I wanted to know more about this trunk and googled it , (of course). In Trove, I found an article calling for tenders to make 15,000 aluminium trunks for the RAAF in 1954. The RAAF had always used a blue kit bag and “crammed like sardines” all their clothes in an undignified way. I then found a picture of one of the trunks on ebay. It had that familiar green paint I remember but it also had “Puckapunyal – Sgt Dawson”. So I imagine the trunk originally had a name on it, I was disappointed that I had gotten that green paint off now. The only other article I found was a Vietnam veteran that returned from war and sent his trunk home with some friends. His mother found these uniformed officers at the door with her son’s trunk and thought the worst. He wrote that his mother had a few choice words for him. Lol.

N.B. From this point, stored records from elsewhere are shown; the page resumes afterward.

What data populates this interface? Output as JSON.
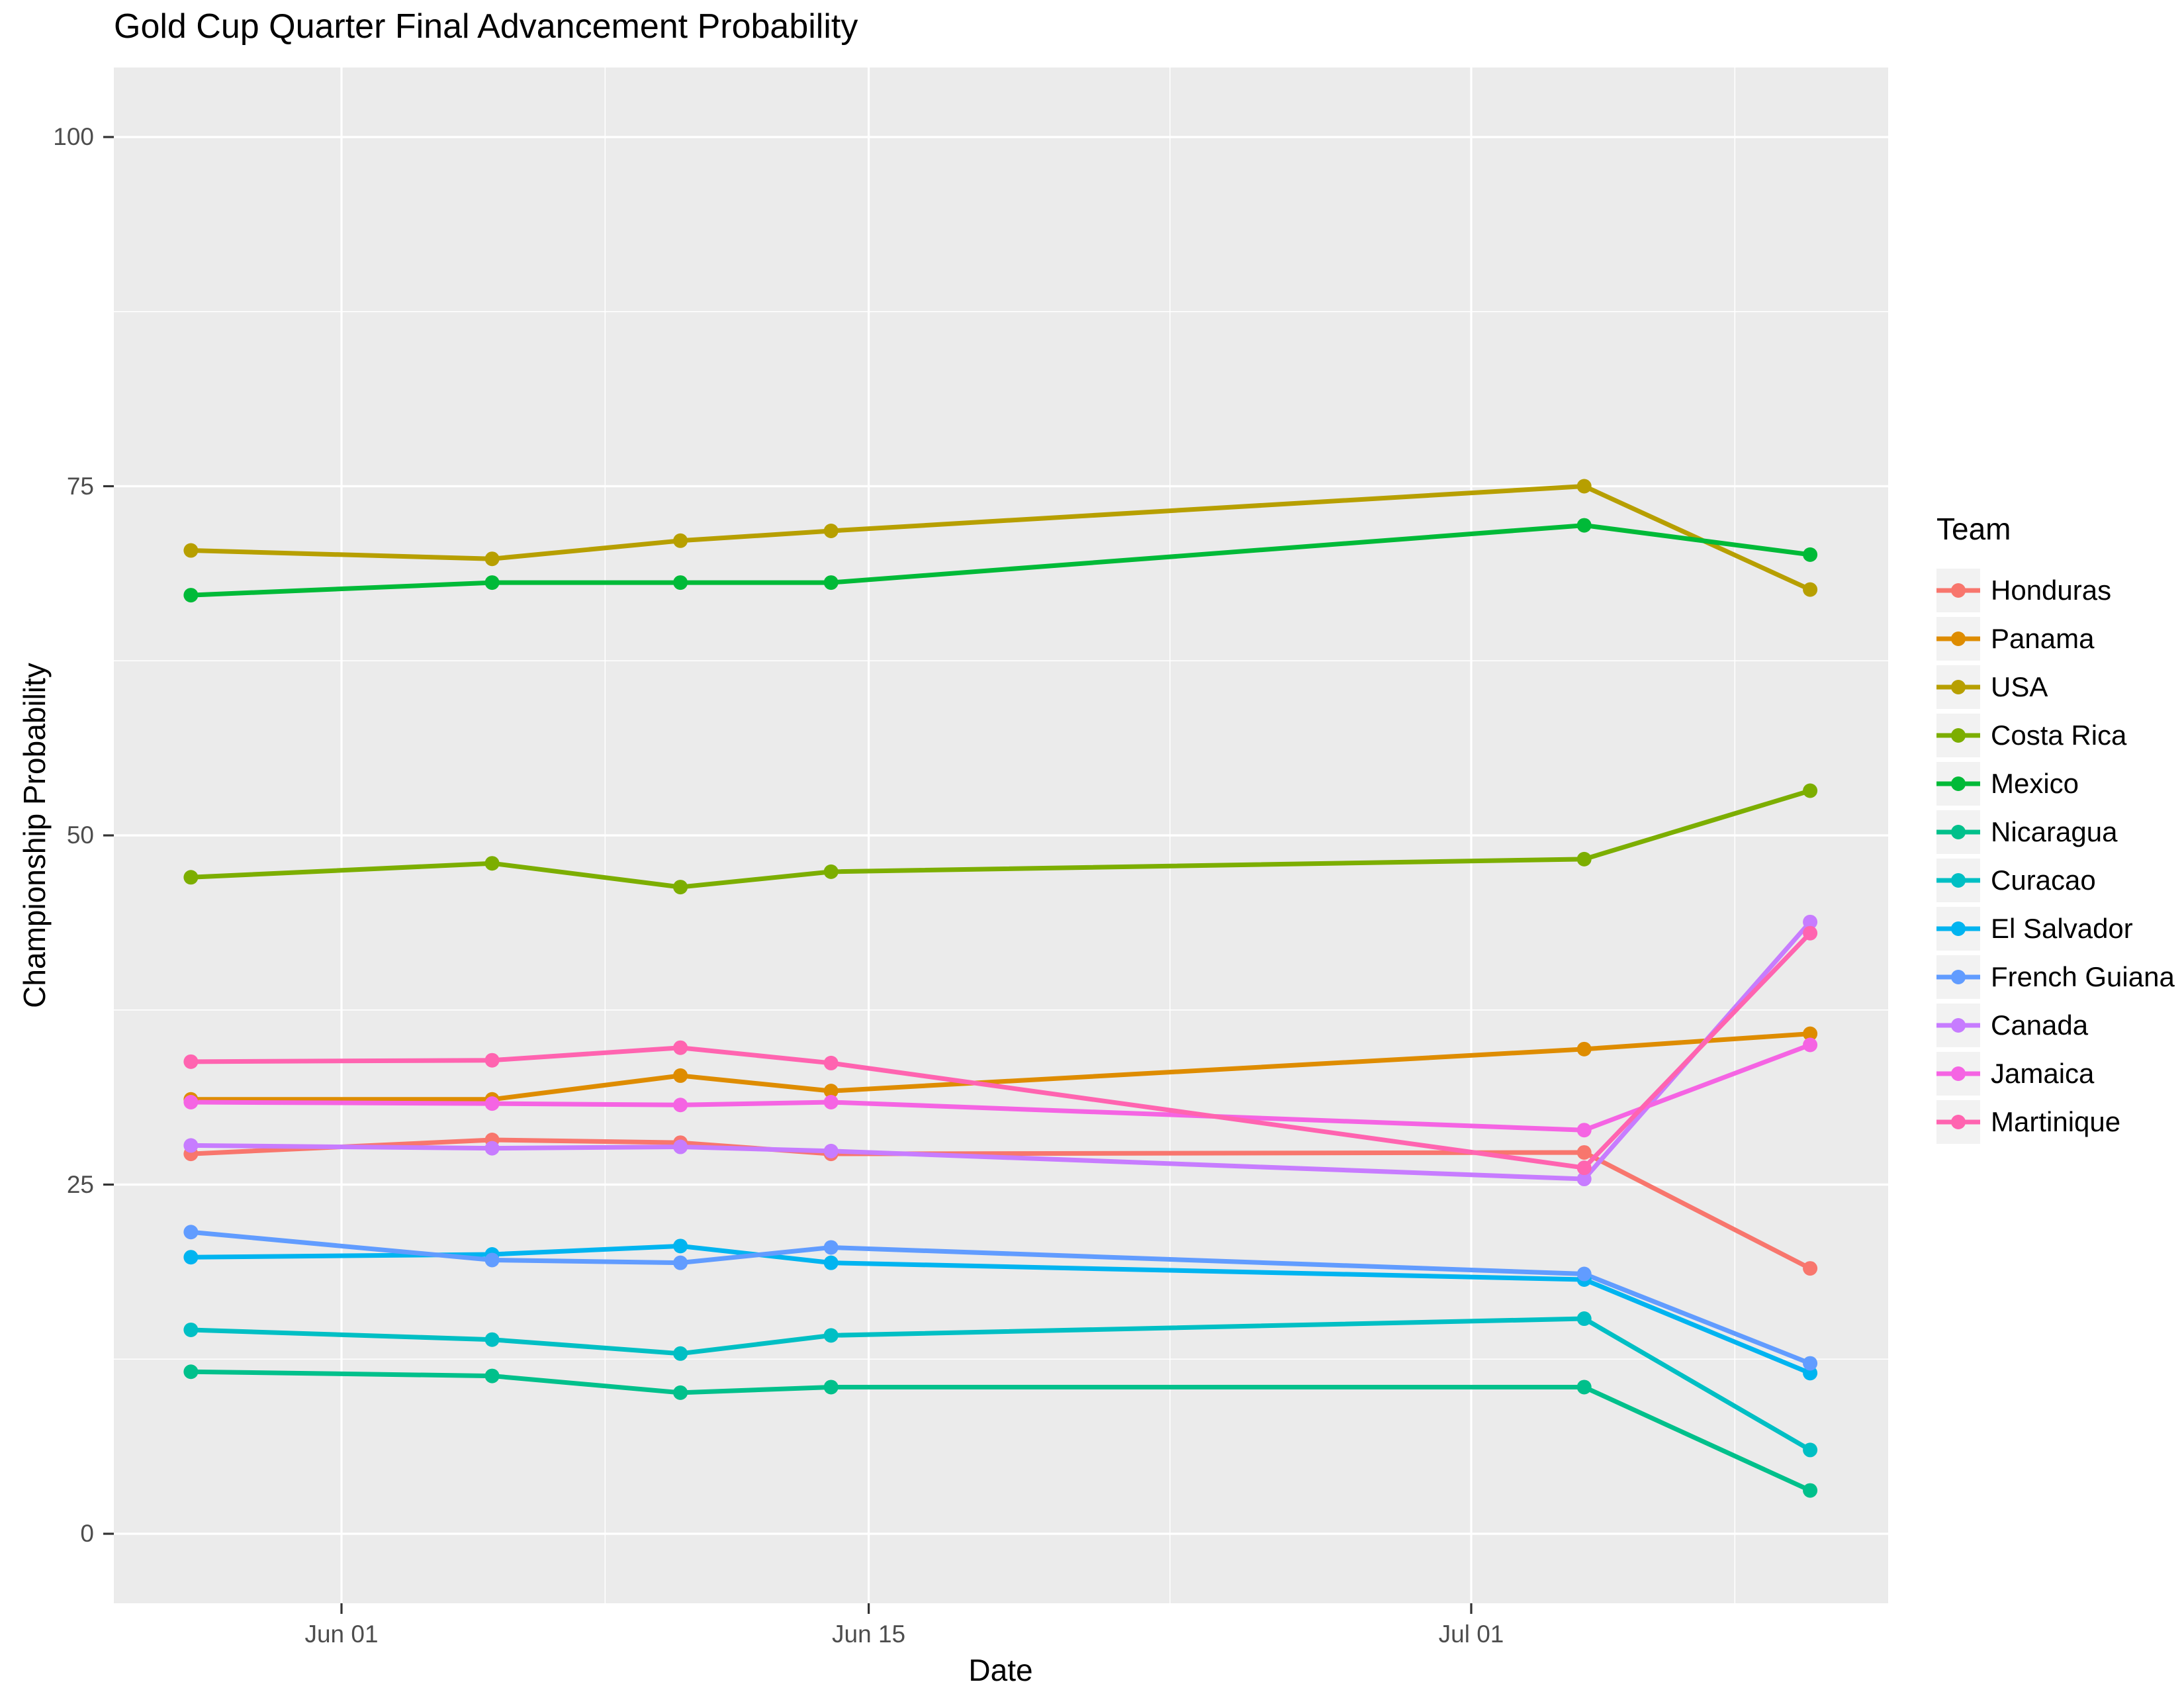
{
  "chart_data": {
    "type": "line",
    "title": "Gold Cup Quarter Final Advancement Probability",
    "xlabel": "Date",
    "ylabel": "Championship Probability",
    "legend_title": "Team",
    "legend_position": "right",
    "panel_background": "#EBEBEB",
    "grid_color": "#FFFFFF",
    "tick_text_color": "#4D4D4D",
    "ylim": [
      0,
      100
    ],
    "y_ticks": [
      0,
      25,
      50,
      75,
      100
    ],
    "y_minor_ticks": [
      12.5,
      37.5,
      62.5,
      87.5
    ],
    "x_tick_labels": [
      "Jun 01",
      "Jun 15",
      "Jul 01"
    ],
    "x_tick_days": [
      4,
      18,
      34
    ],
    "x_minor_tick_days": [
      11,
      26,
      41
    ],
    "dates": [
      "May 28",
      "Jun 05",
      "Jun 10",
      "Jun 14",
      "Jul 04",
      "Jul 10"
    ],
    "day_offsets": [
      0,
      8,
      13,
      17,
      37,
      43
    ],
    "series": [
      {
        "name": "Honduras",
        "color": "#F8766D",
        "values": [
          27.2,
          28.2,
          28.0,
          27.2,
          27.3,
          19.0
        ]
      },
      {
        "name": "Panama",
        "color": "#DE8C00",
        "values": [
          31.1,
          31.1,
          32.8,
          31.7,
          34.7,
          35.8
        ]
      },
      {
        "name": "USA",
        "color": "#B79F00",
        "values": [
          70.4,
          69.8,
          71.1,
          71.8,
          75.0,
          67.6
        ]
      },
      {
        "name": "Costa Rica",
        "color": "#7CAE00",
        "values": [
          47.0,
          48.0,
          46.3,
          47.4,
          48.3,
          53.2
        ]
      },
      {
        "name": "Mexico",
        "color": "#00BA38",
        "values": [
          67.2,
          68.1,
          68.1,
          68.1,
          72.2,
          70.1
        ]
      },
      {
        "name": "Nicaragua",
        "color": "#00C08B",
        "values": [
          11.6,
          11.3,
          10.1,
          10.5,
          10.5,
          3.1
        ]
      },
      {
        "name": "Curacao",
        "color": "#00BFC4",
        "values": [
          14.6,
          13.9,
          12.9,
          14.2,
          15.4,
          6.0
        ]
      },
      {
        "name": "El Salvador",
        "color": "#00B4F0",
        "values": [
          19.8,
          20.0,
          20.6,
          19.4,
          18.2,
          11.5
        ]
      },
      {
        "name": "French Guiana",
        "color": "#619CFF",
        "values": [
          21.6,
          19.6,
          19.4,
          20.5,
          18.6,
          12.2
        ]
      },
      {
        "name": "Canada",
        "color": "#C77CFF",
        "values": [
          27.8,
          27.6,
          27.7,
          27.4,
          25.4,
          43.8
        ]
      },
      {
        "name": "Jamaica",
        "color": "#F564E3",
        "values": [
          30.9,
          30.8,
          30.7,
          30.9,
          28.9,
          35.0
        ]
      },
      {
        "name": "Martinique",
        "color": "#FF64B0",
        "values": [
          33.8,
          33.9,
          34.8,
          33.7,
          26.2,
          43.0
        ]
      }
    ]
  }
}
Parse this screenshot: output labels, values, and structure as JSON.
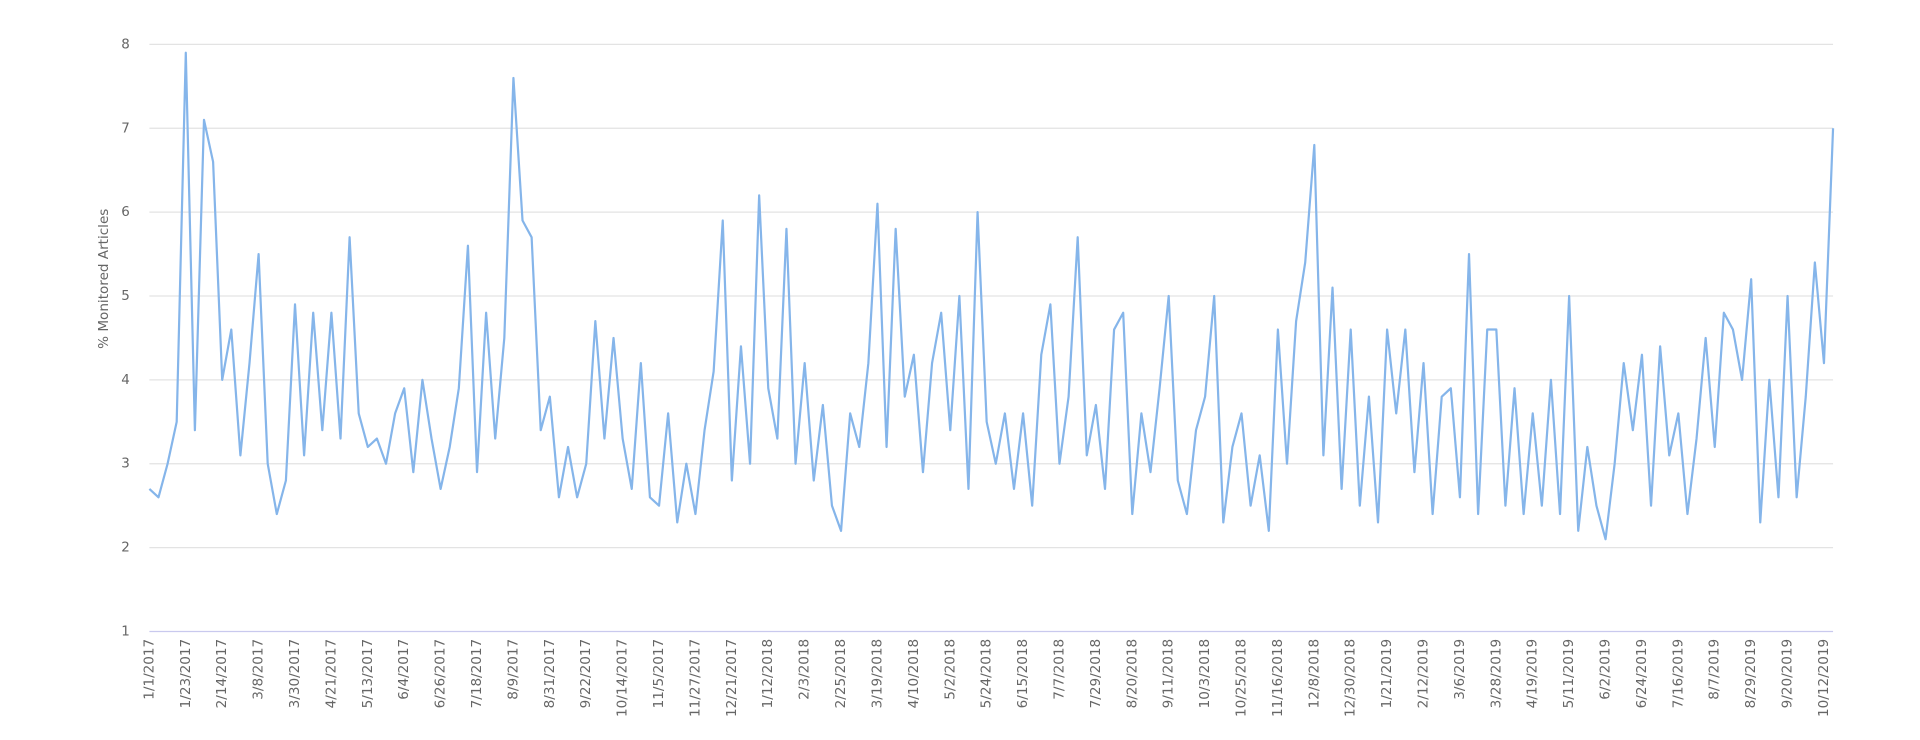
{
  "chart_data": {
    "type": "line",
    "ylabel": "% Monitored Articles",
    "color": "#85b5ea",
    "grid": true,
    "ylim": [
      1,
      8
    ],
    "yticks": [
      1,
      2,
      3,
      4,
      5,
      6,
      7,
      8
    ],
    "categories": [
      "1/1/2017",
      null,
      null,
      null,
      "1/23/2017",
      null,
      null,
      null,
      "2/14/2017",
      null,
      null,
      null,
      "3/8/2017",
      null,
      null,
      null,
      "3/30/2017",
      null,
      null,
      null,
      "4/21/2017",
      null,
      null,
      null,
      "5/13/2017",
      null,
      null,
      null,
      "6/4/2017",
      null,
      null,
      null,
      "6/26/2017",
      null,
      null,
      null,
      "7/18/2017",
      null,
      null,
      null,
      "8/9/2017",
      null,
      null,
      null,
      "8/31/2017",
      null,
      null,
      null,
      "9/22/2017",
      null,
      null,
      null,
      "10/14/2017",
      null,
      null,
      null,
      "11/5/2017",
      null,
      null,
      null,
      "11/27/2017",
      null,
      null,
      null,
      "12/21/2017",
      null,
      null,
      null,
      "1/12/2018",
      null,
      null,
      null,
      "2/3/2018",
      null,
      null,
      null,
      "2/25/2018",
      null,
      null,
      null,
      "3/19/2018",
      null,
      null,
      null,
      "4/10/2018",
      null,
      null,
      null,
      "5/2/2018",
      null,
      null,
      null,
      "5/24/2018",
      null,
      null,
      null,
      "6/15/2018",
      null,
      null,
      null,
      "7/7/2018",
      null,
      null,
      null,
      "7/29/2018",
      null,
      null,
      null,
      "8/20/2018",
      null,
      null,
      null,
      "9/11/2018",
      null,
      null,
      null,
      "10/3/2018",
      null,
      null,
      null,
      "10/25/2018",
      null,
      null,
      null,
      "11/16/2018",
      null,
      null,
      null,
      "12/8/2018",
      null,
      null,
      null,
      "12/30/2018",
      null,
      null,
      null,
      "1/21/2019",
      null,
      null,
      null,
      "2/12/2019",
      null,
      null,
      null,
      "3/6/2019",
      null,
      null,
      null,
      "3/28/2019",
      null,
      null,
      null,
      "4/19/2019",
      null,
      null,
      null,
      "5/11/2019",
      null,
      null,
      null,
      "6/2/2019",
      null,
      null,
      null,
      "6/24/2019",
      null,
      null,
      null,
      "7/16/2019",
      null,
      null,
      null,
      "8/7/2019",
      null,
      null,
      null,
      "8/29/2019",
      null,
      null,
      null,
      "9/20/2019",
      null,
      null,
      null,
      "10/12/2019",
      null
    ],
    "values": [
      2.7,
      2.6,
      3.0,
      3.5,
      7.9,
      3.4,
      7.1,
      6.6,
      4.0,
      4.6,
      3.1,
      4.2,
      5.5,
      3.0,
      2.4,
      2.8,
      4.9,
      3.1,
      4.8,
      3.4,
      4.8,
      3.3,
      5.7,
      3.6,
      3.2,
      3.3,
      3.0,
      3.6,
      3.9,
      2.9,
      4.0,
      3.3,
      2.7,
      3.2,
      3.9,
      5.6,
      2.9,
      4.8,
      3.3,
      4.5,
      7.6,
      5.9,
      5.7,
      3.4,
      3.8,
      2.6,
      3.2,
      2.6,
      3.0,
      4.7,
      3.3,
      4.5,
      3.3,
      2.7,
      4.2,
      2.6,
      2.5,
      3.6,
      2.3,
      3.0,
      2.4,
      3.4,
      4.1,
      5.9,
      2.8,
      4.4,
      3.0,
      6.2,
      3.9,
      3.3,
      5.8,
      3.0,
      4.2,
      2.8,
      3.7,
      2.5,
      2.2,
      3.6,
      3.2,
      4.2,
      6.1,
      3.2,
      5.8,
      3.8,
      4.3,
      2.9,
      4.2,
      4.8,
      3.4,
      5.0,
      2.7,
      6.0,
      3.5,
      3.0,
      3.6,
      2.7,
      3.6,
      2.5,
      4.3,
      4.9,
      3.0,
      3.8,
      5.7,
      3.1,
      3.7,
      2.7,
      4.6,
      4.8,
      2.4,
      3.6,
      2.9,
      3.9,
      5.0,
      2.8,
      2.4,
      3.4,
      3.8,
      5.0,
      2.3,
      3.2,
      3.6,
      2.5,
      3.1,
      2.2,
      4.6,
      3.0,
      4.7,
      5.4,
      6.8,
      3.1,
      5.1,
      2.7,
      4.6,
      2.5,
      3.8,
      2.3,
      4.6,
      3.6,
      4.6,
      2.9,
      4.2,
      2.4,
      3.8,
      3.9,
      2.6,
      5.5,
      2.4,
      4.6,
      4.6,
      2.5,
      3.9,
      2.4,
      3.6,
      2.5,
      4.0,
      2.4,
      5.0,
      2.2,
      3.2,
      2.5,
      2.1,
      3.0,
      4.2,
      3.4,
      4.3,
      2.5,
      4.4,
      3.1,
      3.6,
      2.4,
      3.3,
      4.5,
      3.2,
      4.8,
      4.6,
      4.0,
      5.2,
      2.3,
      4.0,
      2.6,
      5.0,
      2.6,
      3.8,
      5.4,
      4.2,
      7.0
    ]
  }
}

So the person that owned my trunk was John Edgar Garrett. He was the nephew of my stepfather. I had always misunderstood and thought he was a younger brother. I also had never realised the he had my stepfather’s name but in reverse (Edgar John Garrett was my stepfathers name). I felt sad to realise that now. John had been part of the 1st Field Squadron in the Royal Engineers with the RAAF. Due to the TET offensive, John’s squadron had been brought to the area to protect American bases and the Fire Support Base. John and three other engineers were on standing/patrolling duty. The North Vietnamese launched a surprise mortar attack on the Fire Support Base and the tree the engineers were standing under and they were all killed on the 18th February 1968. (John was part of a group of ten engineers, due to further attacks and mines only four survived the war.) I found these articles after the first article in Trove mentioned John’s death as part of “Operation Coburg”. So I searched for both his name and Operation Coburg through google. One of the accounts was written by a soldier that had to go up to the scene, he realised that one of the other soldiers was a school mate and had only been married two weeks before.
When searching for most soldiers that National Archives is the best place to start looking for service records. For the Vietnam War there is the separate search site of the Vietnam Roll http://www.vietnamroll.gov.au/VeteranSearch.aspx . Search your relatives name there first. (Take note of the service number and regiment they were from as these facts can give you a world of information and make sure you have the right person. ) The Australian War Memorial also will give details after searching the name and let you know where your relative has been memorialised. There are some war records on the subscription websites like ancestry and findmypast. However I think you miss finding more out about the conflicts if you don’t visit the War memorial and looking up Wikipedia gives a good general background for specific battles and places that your ancestors fought in.
My stepfather died last year and for me that trunk holds his memory. I did not know his nephew and I feel very sad to not have thought and asked about what memory of his nephew that the trunk held for him. But I guess this is only something that you realise with age. It seems crazy that inanimate objects pull at your heart. That they can hold a bridge to memories. To know that someone you loved held them can send you into tears. I hope that everyone cherishes those special things. I’m sure many have probably had conversations like me with my children about why that baby blanket that was the last thing their great grandmother knitted cannot be used as a cubby house roof. Lest we forget.